Droits d’auteur vs droits voisins : comprendre la différence

🎼 Droits d’auteur

Collectés par la SACEM

→ concernent :

  • auteurs
  • compositeurs
  • éditeurs

💿 Droits voisins

Pour les producteurs :

Pour les artistes :


🔁 Et au milieu ?

👉 SPRE

Elle collecte :

  • radio
  • TV
  • lieux publics

Puis redistribue :

  • 50 % producteurs
  • 50 % artistes interprètes

Le mythe du streaming : qui gagne vraiment ?

Un million de streams génère environ :

👉 ~3000 € (ordre de grandeur)

Répartition moyenne :

  • ~75 % pour le master (producteur)
  • ~25 % pour l’œuvre (auteur/compositeur)

👉 Conclusion

Le streaming valorise davantage :
➡️ le producteur
➡️ que le créateur


Pourquoi les contrats sont indispensables

Sans contrat :

❌ pas de cession de droits
❌ pas d’exploitation sécurisée
❌ risque juridique majeur


Exemple concret

Un featuring non contractualisé :

👉 peut bloquer :

  • la distribution
  • la monétisation
  • la synchronisation

Le droit moral : protection ultime

Même si les droits sont cédés :

👉 le droit moral reste :

  • inaliénable
  • perpétuel

Mais :

⚠️ difficile à faire valoir
(car il faut prouver une atteinte réelle)

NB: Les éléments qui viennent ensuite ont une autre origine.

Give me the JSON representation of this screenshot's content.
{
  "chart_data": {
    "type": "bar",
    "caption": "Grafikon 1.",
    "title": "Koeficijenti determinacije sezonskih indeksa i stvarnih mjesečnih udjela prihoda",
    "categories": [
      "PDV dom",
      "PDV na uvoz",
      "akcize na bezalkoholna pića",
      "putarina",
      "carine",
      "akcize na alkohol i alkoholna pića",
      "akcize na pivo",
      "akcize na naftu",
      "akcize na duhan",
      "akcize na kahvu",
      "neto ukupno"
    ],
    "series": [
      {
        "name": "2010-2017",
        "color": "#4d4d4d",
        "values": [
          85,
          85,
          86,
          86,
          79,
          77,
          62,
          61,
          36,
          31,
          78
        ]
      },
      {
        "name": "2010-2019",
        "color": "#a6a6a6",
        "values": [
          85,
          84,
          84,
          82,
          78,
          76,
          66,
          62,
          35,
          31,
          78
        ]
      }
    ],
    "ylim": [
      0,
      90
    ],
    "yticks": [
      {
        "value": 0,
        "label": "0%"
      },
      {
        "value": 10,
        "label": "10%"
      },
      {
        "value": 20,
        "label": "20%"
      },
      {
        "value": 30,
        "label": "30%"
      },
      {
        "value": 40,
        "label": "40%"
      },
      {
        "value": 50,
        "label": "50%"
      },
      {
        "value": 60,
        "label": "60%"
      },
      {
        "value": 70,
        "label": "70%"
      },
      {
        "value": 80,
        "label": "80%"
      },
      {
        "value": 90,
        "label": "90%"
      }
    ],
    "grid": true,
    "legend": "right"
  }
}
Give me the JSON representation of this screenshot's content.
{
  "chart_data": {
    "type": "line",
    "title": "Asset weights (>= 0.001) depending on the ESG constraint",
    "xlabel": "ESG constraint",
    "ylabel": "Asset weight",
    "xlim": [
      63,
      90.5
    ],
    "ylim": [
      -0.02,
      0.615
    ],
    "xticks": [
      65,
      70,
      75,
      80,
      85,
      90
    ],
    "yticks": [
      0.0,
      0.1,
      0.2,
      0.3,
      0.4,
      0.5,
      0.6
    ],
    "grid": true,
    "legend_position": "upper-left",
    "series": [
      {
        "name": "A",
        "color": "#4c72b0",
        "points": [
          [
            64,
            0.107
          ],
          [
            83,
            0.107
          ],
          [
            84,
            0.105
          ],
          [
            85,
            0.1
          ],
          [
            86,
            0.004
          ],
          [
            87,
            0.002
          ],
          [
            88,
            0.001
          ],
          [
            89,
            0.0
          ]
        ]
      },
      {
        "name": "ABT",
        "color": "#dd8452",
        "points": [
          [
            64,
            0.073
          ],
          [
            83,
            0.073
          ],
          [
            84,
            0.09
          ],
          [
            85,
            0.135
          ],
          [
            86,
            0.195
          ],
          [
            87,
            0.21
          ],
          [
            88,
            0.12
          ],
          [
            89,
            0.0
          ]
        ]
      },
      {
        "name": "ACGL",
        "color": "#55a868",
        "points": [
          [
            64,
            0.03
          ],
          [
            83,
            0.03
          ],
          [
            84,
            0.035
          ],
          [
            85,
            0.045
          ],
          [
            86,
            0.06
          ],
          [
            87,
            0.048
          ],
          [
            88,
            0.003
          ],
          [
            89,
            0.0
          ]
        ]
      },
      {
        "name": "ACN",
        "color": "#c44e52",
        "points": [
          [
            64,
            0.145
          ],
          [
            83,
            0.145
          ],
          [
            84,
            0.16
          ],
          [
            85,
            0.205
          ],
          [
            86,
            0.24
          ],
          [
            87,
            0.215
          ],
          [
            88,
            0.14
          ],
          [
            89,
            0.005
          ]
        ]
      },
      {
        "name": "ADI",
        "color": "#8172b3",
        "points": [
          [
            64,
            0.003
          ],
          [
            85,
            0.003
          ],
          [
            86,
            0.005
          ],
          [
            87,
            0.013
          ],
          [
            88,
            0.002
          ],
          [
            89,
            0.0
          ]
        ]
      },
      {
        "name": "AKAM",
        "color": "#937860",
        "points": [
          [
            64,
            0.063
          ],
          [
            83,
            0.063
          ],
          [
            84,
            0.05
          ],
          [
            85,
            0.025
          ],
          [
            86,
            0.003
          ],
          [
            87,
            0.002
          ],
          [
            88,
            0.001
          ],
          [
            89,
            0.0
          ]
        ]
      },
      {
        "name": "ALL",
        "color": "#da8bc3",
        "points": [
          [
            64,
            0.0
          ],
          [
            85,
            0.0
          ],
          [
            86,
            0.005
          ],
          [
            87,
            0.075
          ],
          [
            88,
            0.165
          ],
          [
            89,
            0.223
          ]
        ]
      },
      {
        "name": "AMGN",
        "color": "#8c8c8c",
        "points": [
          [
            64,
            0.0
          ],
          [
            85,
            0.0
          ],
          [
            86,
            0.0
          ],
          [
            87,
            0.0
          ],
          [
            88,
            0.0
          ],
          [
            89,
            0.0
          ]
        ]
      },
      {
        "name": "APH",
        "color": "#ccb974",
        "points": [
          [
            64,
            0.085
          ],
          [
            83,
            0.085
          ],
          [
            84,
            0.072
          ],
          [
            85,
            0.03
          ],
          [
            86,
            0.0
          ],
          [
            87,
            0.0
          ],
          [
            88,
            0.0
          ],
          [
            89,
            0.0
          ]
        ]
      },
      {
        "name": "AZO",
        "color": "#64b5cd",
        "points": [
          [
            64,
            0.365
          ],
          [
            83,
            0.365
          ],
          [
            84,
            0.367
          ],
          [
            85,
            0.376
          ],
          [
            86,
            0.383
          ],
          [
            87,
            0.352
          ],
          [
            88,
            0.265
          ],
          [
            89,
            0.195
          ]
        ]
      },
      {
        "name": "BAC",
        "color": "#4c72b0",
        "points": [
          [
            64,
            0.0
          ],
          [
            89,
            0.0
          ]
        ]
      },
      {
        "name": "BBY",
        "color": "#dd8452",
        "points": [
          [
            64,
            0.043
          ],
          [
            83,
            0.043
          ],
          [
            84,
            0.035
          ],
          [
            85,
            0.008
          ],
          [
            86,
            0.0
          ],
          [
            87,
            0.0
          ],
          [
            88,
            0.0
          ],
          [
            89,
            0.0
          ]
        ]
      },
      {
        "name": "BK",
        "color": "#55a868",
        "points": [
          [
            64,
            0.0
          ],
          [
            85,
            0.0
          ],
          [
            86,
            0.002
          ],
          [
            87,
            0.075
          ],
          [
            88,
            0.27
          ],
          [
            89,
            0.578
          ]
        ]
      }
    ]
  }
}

Artiste, producteur, entrepreneur : une réalité hybride

Aujourd’hui, un artiste peut être :

  • auteur
  • interprète
  • producteur
  • éditeur
  • tourneur

👉 C’est une révolution.

Mais aussi une complexité.


Structure juridique : les erreurs fréquentes

❌ Créer une structure trop tôt

❌ Utiliser une association “par défaut”

❌ Négliger la propriété du master


✔️ Bonne approche

Commencer par :

  • une entreprise individuelle

Puis évoluer vers :

  • une société (SASU, etc.)

Le piège de l’association

Une association :

  • ne t’appartient pas
  • ne distribue pas de bénéfices
  • peut fragiliser la propriété des droits

👉 À éviter pour :

  • produire de la musique sur le long terme

Le live : attention au faux bénévolat

👉 Un artiste sur scène = salarié

Donc :

❌ pas de bénévolat possible
❌ risque de travail dissimulé


Pourquoi les artistes passent à côté de revenus

Parce qu’ils ne :

  • déclarent pas leurs œuvres
  • déposent pas leurs masters
  • s’inscrivent pas aux organismes

Résultat

👉 argent non perçu
👉 droits perdus


Le système français : complexe mais puissant

La France offre :

  • un système de collecte structuré
  • des aides publiques
  • des protections fortes

👉 À condition de savoir l’utiliser.


Conclusion

Le droit de la musique n’est pas une contrainte.

C’est un levier stratégique.

Comprendre :

  • la propriété du master
  • la chaîne des droits
  • les obligations contractuelles

👉 permet de :

  • sécuriser son projet
  • maximiser ses revenus
  • éviter des erreurs irréversibles

FAQ SEO

Qui possède un master ?

Le producteur (celui qui finance l’enregistrement).

Peut-on exploiter un titre sans contrat ?

Non, c’est risqué juridiquement.

Quelle différence entre SACEM et SCPP ?

SACEM = droits d’auteur
SCPP/SPPF = droits voisins producteurs

Faut-il créer une société dès le début ?

Non, commencer simple (entreprise individuelle).